Lung cancer is the second most prevalent cancer. Spinal metastases are found in 30-90% of patients with death attributed to cancer. Due to bony destruction caused by metastases, surgical intervention is often required to restore spinal alignment and stability. While some research suggests that BMP-2 may possess tumorigenic effects, other studies show possible inhibition of cancer growth. Thirty-six athymic rats underwent intraosseous injection of lung adenocarcinoma cells into the L5 vertebral body. Cells were pre-treated with vehicle control (Group A) or rhBMP-2 (Group B) prior to implantation. At 4 weeks post-implantation, in vivo bioluminescent imaging (BLI) was performed to confirm presence of tumor and quantify signal. Plain radiographs and microComputed Tomography (microCT) were employed to establish and quantitate osteolysis. Histological analysis characterized pathologic changes in the vertebral body. At 4 weeks post-implantation, BLI showed focal signal in the L5 vertebral body in 93% of Group A animals and 89% of Group B animals.

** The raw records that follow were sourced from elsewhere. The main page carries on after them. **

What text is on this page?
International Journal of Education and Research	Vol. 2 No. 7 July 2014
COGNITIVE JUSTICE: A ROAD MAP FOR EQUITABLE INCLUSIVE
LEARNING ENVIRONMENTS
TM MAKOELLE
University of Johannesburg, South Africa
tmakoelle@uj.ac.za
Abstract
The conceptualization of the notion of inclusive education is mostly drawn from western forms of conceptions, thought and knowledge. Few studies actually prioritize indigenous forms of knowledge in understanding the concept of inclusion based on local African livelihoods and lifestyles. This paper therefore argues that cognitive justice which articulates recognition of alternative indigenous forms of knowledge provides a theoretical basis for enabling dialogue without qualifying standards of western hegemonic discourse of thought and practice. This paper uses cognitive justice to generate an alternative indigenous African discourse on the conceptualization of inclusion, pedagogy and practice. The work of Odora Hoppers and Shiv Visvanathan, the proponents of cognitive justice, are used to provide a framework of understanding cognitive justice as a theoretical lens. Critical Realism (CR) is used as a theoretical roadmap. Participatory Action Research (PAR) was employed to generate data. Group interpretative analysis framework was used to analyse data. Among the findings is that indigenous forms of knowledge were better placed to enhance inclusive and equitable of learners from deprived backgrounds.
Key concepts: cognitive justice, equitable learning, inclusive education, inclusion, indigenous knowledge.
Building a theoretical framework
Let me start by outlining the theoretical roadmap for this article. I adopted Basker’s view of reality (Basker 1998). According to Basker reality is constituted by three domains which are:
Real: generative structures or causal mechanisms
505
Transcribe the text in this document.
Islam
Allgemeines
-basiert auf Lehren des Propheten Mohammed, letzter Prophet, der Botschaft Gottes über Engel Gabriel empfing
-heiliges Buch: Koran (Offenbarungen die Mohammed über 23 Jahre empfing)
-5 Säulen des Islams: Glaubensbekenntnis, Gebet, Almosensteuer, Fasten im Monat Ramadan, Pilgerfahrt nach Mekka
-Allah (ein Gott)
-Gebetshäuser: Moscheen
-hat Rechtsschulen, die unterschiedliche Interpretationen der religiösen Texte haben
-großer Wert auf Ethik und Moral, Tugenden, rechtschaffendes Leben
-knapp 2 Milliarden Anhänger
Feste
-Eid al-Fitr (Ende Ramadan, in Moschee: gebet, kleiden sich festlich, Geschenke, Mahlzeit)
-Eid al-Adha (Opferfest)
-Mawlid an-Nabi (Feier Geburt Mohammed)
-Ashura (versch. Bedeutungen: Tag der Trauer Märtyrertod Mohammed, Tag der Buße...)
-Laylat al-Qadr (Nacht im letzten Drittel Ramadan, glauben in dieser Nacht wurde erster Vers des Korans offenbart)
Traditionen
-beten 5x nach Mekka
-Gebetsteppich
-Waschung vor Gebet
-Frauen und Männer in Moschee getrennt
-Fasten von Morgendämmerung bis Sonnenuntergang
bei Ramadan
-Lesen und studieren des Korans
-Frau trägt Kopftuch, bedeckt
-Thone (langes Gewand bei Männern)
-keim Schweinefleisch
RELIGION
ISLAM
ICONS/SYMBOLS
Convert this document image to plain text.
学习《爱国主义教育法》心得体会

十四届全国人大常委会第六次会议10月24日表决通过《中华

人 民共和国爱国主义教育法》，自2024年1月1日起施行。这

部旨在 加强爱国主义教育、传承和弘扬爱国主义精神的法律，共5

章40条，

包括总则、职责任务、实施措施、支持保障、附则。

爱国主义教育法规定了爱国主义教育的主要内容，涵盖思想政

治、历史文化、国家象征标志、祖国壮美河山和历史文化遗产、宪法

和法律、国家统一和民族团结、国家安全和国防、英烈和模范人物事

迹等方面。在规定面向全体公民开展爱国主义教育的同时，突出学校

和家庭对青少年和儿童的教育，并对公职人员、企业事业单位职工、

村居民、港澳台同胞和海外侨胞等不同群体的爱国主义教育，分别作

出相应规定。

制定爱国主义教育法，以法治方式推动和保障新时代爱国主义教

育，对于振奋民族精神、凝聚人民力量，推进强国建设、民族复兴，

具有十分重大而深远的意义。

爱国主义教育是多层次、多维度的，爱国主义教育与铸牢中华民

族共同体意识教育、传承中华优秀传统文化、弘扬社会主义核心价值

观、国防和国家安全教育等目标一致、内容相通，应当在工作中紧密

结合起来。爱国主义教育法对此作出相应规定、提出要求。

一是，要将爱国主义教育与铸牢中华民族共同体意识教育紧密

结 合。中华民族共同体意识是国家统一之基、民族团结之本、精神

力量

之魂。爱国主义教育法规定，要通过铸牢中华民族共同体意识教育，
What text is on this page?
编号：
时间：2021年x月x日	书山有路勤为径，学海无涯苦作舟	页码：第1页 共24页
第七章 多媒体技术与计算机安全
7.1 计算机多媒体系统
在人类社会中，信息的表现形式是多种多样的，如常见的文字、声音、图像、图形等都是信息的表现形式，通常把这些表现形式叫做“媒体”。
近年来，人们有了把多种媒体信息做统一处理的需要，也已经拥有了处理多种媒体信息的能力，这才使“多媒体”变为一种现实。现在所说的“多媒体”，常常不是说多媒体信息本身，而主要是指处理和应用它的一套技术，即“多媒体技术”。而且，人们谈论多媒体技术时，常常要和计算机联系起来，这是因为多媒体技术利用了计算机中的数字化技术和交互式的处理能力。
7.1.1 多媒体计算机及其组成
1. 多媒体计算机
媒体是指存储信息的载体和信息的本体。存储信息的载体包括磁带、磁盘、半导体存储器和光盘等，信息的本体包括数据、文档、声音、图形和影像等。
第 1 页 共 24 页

Average tumor burden by BLI radiance was 7.43 × 10(3) p/s/cm(2) /sr (Group A) and 1.11 × 10(4) p/s/cm(2) /sr (Group B). Radiographs and microCT demonstrated osteolysis in 100% of animals showing focal BLI signal. MicroCT demonstrated significant bone loss in both groups compared to age-matched controls but no difference between study groups. Histological analysis confirmed tumor invasion in the L5 vertebral body. These findings provide a reliable in vivo model to study isolated spinal metastases from lung cancer. Statement of Clinical Significance: The data support the notion that exposure to rhBMP-2 does not promote the growth of A549 lung cancer spine lesions. © 2016 Orthopaedic Research Society. Published by Wiley Periodicals, Inc. J Orthop Res 34:1274-1281, 2016.